The bigger mistake, then, is to limit the comparisons between blue and red states. That’s like reciting the alphabet from C to E. 

There isn’t that great a difference in what blue and red states do to counteract the tendency of free market capitalism to create wide inequalities of wealth when compared to what governments do in western Europe and Japan, which take more taxes from the wealthy and provide better educational, healthcare and retirement benefits to everyone.  While wealth and income inequality have grown in western Europe and Japan (see Picketty’s book for a great analysis) over the last 35 years, the populations of these countries still enjoy more income and wealth equality than we do in the United States. By excluding western Europe and Japan in the discussion, the Keystone Profs cook the books.

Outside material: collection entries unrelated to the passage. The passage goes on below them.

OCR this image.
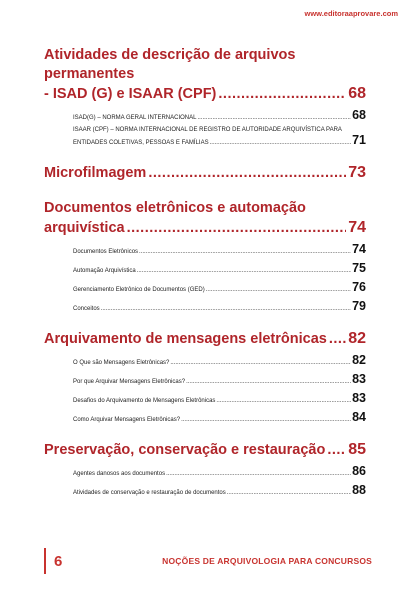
www.editoraaprovare.com
Atividades de descrição de arquivos permanentes
- ISAD (G) e ISAAR (CPF) .....	68
ISAD(G) – NORMA GERAL INTERNACIONAL .....	68
ISAAR (CPF) – NORMA INTERNACIONAL DE REGISTRO DE AUTORIDADE ARQUIVÍSTICA PARA
ENTIDADES COLETIVAS, PESSOAS E FAMÍLIAS .....	71
Microfilmagem .....	73
Documentos eletrônicos e automação
arquivística .....	74
Documentos Eletrônicos .....	74
Automação Arquivística .....	75
Gerenciamento Eletrônico de Documentos (GED) .....	76
Conceitos .....	79
Arquivamento de mensagens eletrônicas ..... 82
O Que são Mensagens Eletrônicas? .....	82
Por que Arquivar Mensagens Eletrônicas? .....	83
Desafios do Arquivamento de Mensagens Eletrônicas .....	83
Como Arquivar Mensagens Eletrônicas? .....	84
Preservação, conservação e restauração ..... 85
Agentes danosos aos documentos .....	86
Atividades de conservação e restauração de documentos .....	88
6	NOÇÕES DE ARQUIVOLOGIA PARA CONCURSOS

Vedder and Moore follow Picketty in saying that economic growth removes inequality, but they advocate policies that are not pro-growth, but pro-corporation. They assume that unions, minimum wages and high income taxes are bad for economic growth when in fact the economic history of not just the Unites States but the entire world proves that high taxes on the wealthy and high incomes for workers lead to high growth because more of the wealth circulates to people who will spend it as opposed to accumulating it in overvalued assets, which is what the ultra-wealthy do with all of the extra wealth they have from lower taxes. 

And all you Wall Street Journal subscribers in the audience thought it was the fish bones that stank so putridly when you entered the kitchen this morning. No, it was the newspaper you wrapped them in!